13. (SBU) Kimbanguist members gave diverse explanations for
the division. The former General Secretary of the church
cited the creation of "illegitimate church legislation,"
while a Bana 26 member said the group was waiting for
Kiangani to step down because his "extremist followers" were
incorrectly claiming that Kiangani was a reincarnation of
Simon Kimbangu. A current Kimbanguist leader told us Kiangani
was Simon Kimbangu's reincarnation but said the division was
a result of the other grandchildren demanding overly
important positions in the church. Kimbanguist leaders told
us the division had attracted Kabila's attention, and one
Kimbanguist leader said Bana 26 was trying to use him as a


14. (SBU) Kimbanguists generally lead austere lives and do
not dance, smoke, drink alcohol or practice polygamy. While
the religion was originally based on Christianity and the
Bible, members place great importance on prophecies and
mystical signs, which they view as proof of God's
manifestation in Simon Kimbangu's family. Kimbanguists told
us they know about deaths and births of Simon Kimbangu's
relatives in advance, and gave many examples of signs they
said were proof of predestination by god. One practicing
Kimbanguist told us that God revealed to followers in a
vision that the true date of Christmas (and thus the birth of
Jesus Christ) was May 25, which is also the birth date of
Simon,s second son Dialungana. Other major church
celebrations commemorate important dates in Simon Kimbangu's
family history: April 6 for the beginning of Simon Kimbangu's
ministry; July 8 for Diagienda's death; and October 12 for
the death of Simon Kimbangu and the birth of Kiangani.

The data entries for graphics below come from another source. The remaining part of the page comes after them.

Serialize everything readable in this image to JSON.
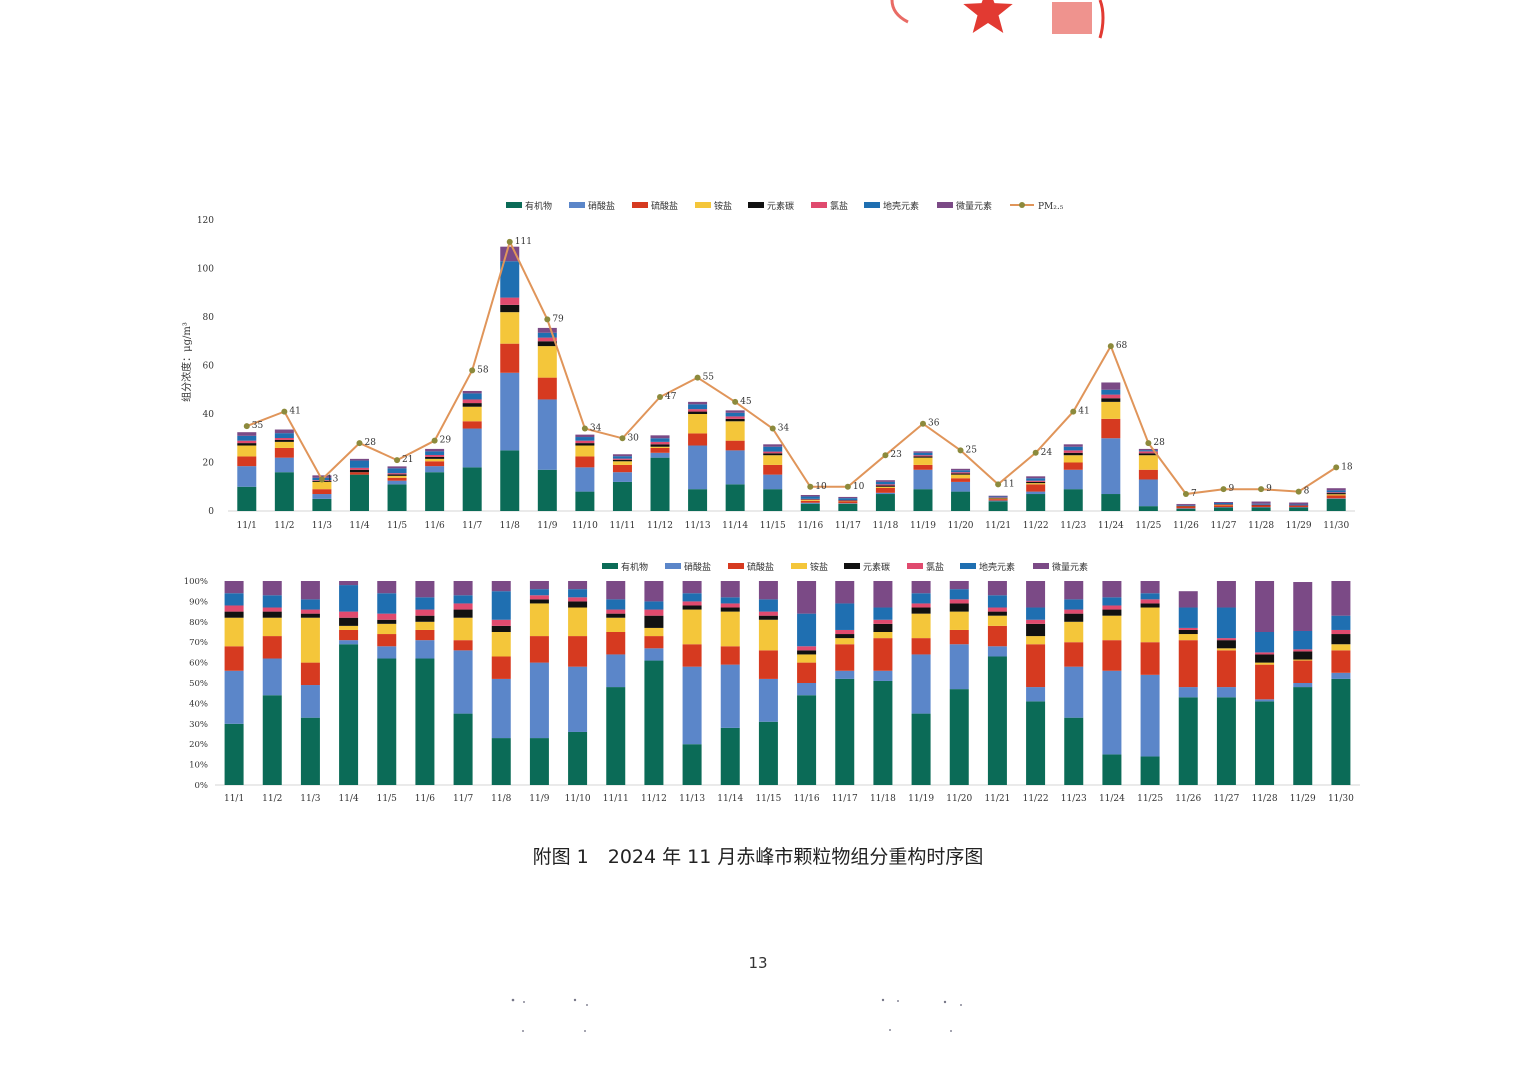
{
  "colors": {
    "有机物": "#0b6b57",
    "硝酸盐": "#5b86c9",
    "硫酸盐": "#d63a20",
    "铵盐": "#f4c63a",
    "元素碳": "#111111",
    "氯盐": "#e04a6e",
    "地壳元素": "#1f6fb1",
    "微量元素": "#7b4a86",
    "pm25_line": "#e0955a",
    "pm25_marker": "#8c8a3c",
    "seal": "#e23a32"
  },
  "chart_data": [
    {
      "type": "bar",
      "stacked": true,
      "ylabel": "组分浓度：μg/m³",
      "ylim": [
        0,
        120
      ],
      "yticks": [
        0,
        20,
        40,
        60,
        80,
        100,
        120
      ],
      "legend_position": "top",
      "categories": [
        "11/1",
        "11/2",
        "11/3",
        "11/4",
        "11/5",
        "11/6",
        "11/7",
        "11/8",
        "11/9",
        "11/10",
        "11/11",
        "11/12",
        "11/13",
        "11/14",
        "11/15",
        "11/16",
        "11/17",
        "11/18",
        "11/19",
        "11/20",
        "11/21",
        "11/22",
        "11/23",
        "11/24",
        "11/25",
        "11/26",
        "11/27",
        "11/28",
        "11/29",
        "11/30"
      ],
      "series": [
        {
          "name": "有机物",
          "values": [
            10,
            16,
            5,
            15,
            11,
            16,
            18,
            25,
            17,
            8,
            12,
            22,
            9,
            11,
            9,
            3,
            3,
            7,
            9,
            8,
            4,
            7,
            9,
            7,
            2,
            1,
            1.5,
            1.5,
            1.5,
            5
          ]
        },
        {
          "name": "硝酸盐",
          "values": [
            8.5,
            6,
            2,
            0,
            1.5,
            2.5,
            16,
            32,
            29,
            10,
            4,
            2,
            18,
            14,
            6,
            0.4,
            0.2,
            0.5,
            8,
            4,
            0.3,
            1,
            8,
            23,
            11,
            0.1,
            0.1,
            0.1,
            0.1,
            0.2
          ]
        },
        {
          "name": "硫酸盐",
          "values": [
            4,
            4,
            2,
            1,
            1.2,
            2,
            3,
            12,
            9,
            4.5,
            3,
            2,
            5,
            4,
            4,
            0.8,
            0.8,
            2,
            2,
            1.5,
            0.6,
            3,
            3,
            8,
            4,
            0.8,
            0.8,
            0.8,
            0.6,
            1.2
          ]
        },
        {
          "name": "铵盐",
          "values": [
            4.5,
            2.5,
            3,
            0,
            0.8,
            1,
            6,
            13,
            13,
            4.5,
            1.5,
            0.5,
            8,
            8,
            4,
            0.4,
            0.2,
            0.5,
            3,
            1.5,
            0.3,
            0.5,
            3,
            7,
            6,
            0.1,
            0.1,
            0,
            0,
            0.5
          ]
        },
        {
          "name": "元素碳",
          "values": [
            1,
            0.8,
            0.4,
            1,
            0.6,
            0.8,
            1.5,
            3,
            2,
            1,
            0.6,
            1,
            1,
            1,
            0.8,
            0.2,
            0.1,
            0.5,
            0.5,
            0.5,
            0.2,
            0.5,
            1,
            1.5,
            0.8,
            0.1,
            0.2,
            0.1,
            0.1,
            0.5
          ]
        },
        {
          "name": "氯盐",
          "values": [
            1,
            0.8,
            0.3,
            0.8,
            0.5,
            0.8,
            1.5,
            3,
            1.5,
            1,
            0.5,
            1,
            1,
            1,
            0.7,
            0.2,
            0.2,
            0.5,
            0.5,
            0.5,
            0.2,
            0.5,
            1,
            1.5,
            0.8,
            0.1,
            0.1,
            0.1,
            0.1,
            0.3
          ]
        },
        {
          "name": "地壳元素",
          "values": [
            2,
            2,
            1,
            3,
            2,
            1.5,
            2.5,
            15,
            2,
            1.5,
            1,
            1.5,
            2,
            1.5,
            2,
            1,
            0.8,
            1,
            1,
            0.8,
            0.4,
            1,
            1.5,
            2,
            0.5,
            0.3,
            0.5,
            0.4,
            0.3,
            0.8
          ]
        },
        {
          "name": "微量元素",
          "values": [
            1.5,
            1.5,
            1,
            0.7,
            0.8,
            1,
            1,
            6,
            2,
            1,
            0.8,
            1.2,
            1,
            1,
            1,
            0.6,
            0.5,
            0.7,
            0.6,
            0.6,
            0.3,
            0.8,
            1,
            3,
            0.5,
            0.4,
            0.4,
            0.9,
            0.8,
            0.9
          ]
        }
      ],
      "line": {
        "name": "PM₂.₅",
        "values": [
          35,
          41,
          13,
          28,
          21,
          29,
          58,
          111,
          79,
          34,
          30,
          47,
          55,
          45,
          34,
          10,
          10,
          23,
          36,
          25,
          11,
          24,
          41,
          68,
          28,
          7,
          9,
          9,
          8,
          18
        ]
      }
    },
    {
      "type": "bar",
      "stacked": true,
      "percent": true,
      "ylim": [
        0,
        100
      ],
      "yticks": [
        "0%",
        "10%",
        "20%",
        "30%",
        "40%",
        "50%",
        "60%",
        "70%",
        "80%",
        "90%",
        "100%"
      ],
      "legend_position": "top",
      "categories": [
        "11/1",
        "11/2",
        "11/3",
        "11/4",
        "11/5",
        "11/6",
        "11/7",
        "11/8",
        "11/9",
        "11/10",
        "11/11",
        "11/12",
        "11/13",
        "11/14",
        "11/15",
        "11/16",
        "11/17",
        "11/18",
        "11/19",
        "11/20",
        "11/21",
        "11/22",
        "11/23",
        "11/24",
        "11/25",
        "11/26",
        "11/27",
        "11/28",
        "11/29",
        "11/30"
      ],
      "series": [
        {
          "name": "有机物",
          "values": [
            30,
            44,
            33,
            69,
            62,
            62,
            35,
            23,
            23,
            26,
            48,
            61,
            20,
            28,
            31,
            44,
            52,
            51,
            35,
            47,
            63,
            41,
            33,
            15,
            14,
            43,
            43,
            41,
            48,
            52
          ]
        },
        {
          "name": "硝酸盐",
          "values": [
            26,
            18,
            16,
            2,
            6,
            9,
            31,
            29,
            37,
            32,
            16,
            6,
            38,
            31,
            21,
            6,
            4,
            5,
            29,
            22,
            5,
            7,
            25,
            41,
            40,
            5,
            5,
            1,
            2,
            3
          ]
        },
        {
          "name": "硫酸盐",
          "values": [
            12,
            11,
            11,
            5,
            6,
            5,
            5,
            11,
            13,
            15,
            11,
            6,
            11,
            9,
            14,
            10,
            13,
            16,
            8,
            7,
            10,
            21,
            12,
            15,
            16,
            23,
            18,
            17,
            11,
            11
          ]
        },
        {
          "name": "铵盐",
          "values": [
            14,
            9,
            22,
            2,
            5,
            4,
            11,
            12,
            16,
            14,
            7,
            4,
            17,
            17,
            15,
            4,
            3,
            3,
            12,
            9,
            5,
            4,
            10,
            12,
            17,
            3,
            1,
            1,
            0.5,
            3
          ]
        },
        {
          "name": "元素碳",
          "values": [
            3,
            3,
            2,
            4,
            2,
            3,
            4,
            3,
            2,
            3,
            2,
            6,
            2,
            2,
            2,
            2,
            2,
            4,
            3,
            4,
            2,
            6,
            4,
            3,
            2,
            2,
            4,
            4,
            4,
            5
          ]
        },
        {
          "name": "氯盐",
          "values": [
            3,
            2,
            2,
            3,
            3,
            3,
            3,
            3,
            2,
            2,
            2,
            3,
            2,
            2,
            2,
            2,
            2,
            2,
            2,
            2,
            2,
            2,
            2,
            2,
            2,
            1,
            1,
            1,
            1,
            2
          ]
        },
        {
          "name": "地壳元素",
          "values": [
            6,
            6,
            5,
            13,
            10,
            6,
            4,
            14,
            3,
            4,
            5,
            4,
            4,
            3,
            6,
            16,
            13,
            6,
            5,
            5,
            6,
            6,
            5,
            4,
            3,
            10,
            15,
            10,
            9,
            7
          ]
        },
        {
          "name": "微量元素",
          "values": [
            6,
            7,
            9,
            2,
            6,
            8,
            7,
            5,
            4,
            4,
            9,
            10,
            6,
            8,
            9,
            16,
            11,
            13,
            6,
            4,
            7,
            13,
            9,
            8,
            6,
            8,
            13,
            25,
            24,
            17
          ]
        }
      ]
    }
  ],
  "caption": "附图 1　2024 年 11 月赤峰市颗粒物组分重构时序图",
  "page_number": "13"
}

15. (SBU) Although Kimbanguists consider themselves
Christians they are not always considered Christians by
Congolese outside the church, who often claimed Kimbanguists
say Simon Kimbangu is either God the Father or Jesus Christ.
Kimbanguists consider the Kimbangu family sacred, and always
choose the movement,s spiritual leader from among Simon
Kimbangu's descendants. Kimbanguists told us spiritual
leadership decisions were "divinely inspired," and one leader
said they were in fact "prophesied" in advance. Most
Kimbanguists know the family history by heart and keep
pictures of Kimbangu and his descendents around the house.


16. (SBU) The Kimbanguist church is a unique and important
part of the Congolese identity. It carries political prestige
because its leaders were early advocates for national
independence. Its historic importance, socially active role
and large following continues to attract political leaders
who seek its support while paying respect to the memory of
Kimbangu. When we met with Kimbanguist leaders they seemed
more interested in their religious devotion than mainstream
politics. Their political activities are therefore more
likely driven more by a desire to build harmonious
relationships with political leaders who can provide material
support to the church. While the church is a popular domestic
and somewhat international religion, its domestic clout may
be diminished if internal divisions cannot be reconciled.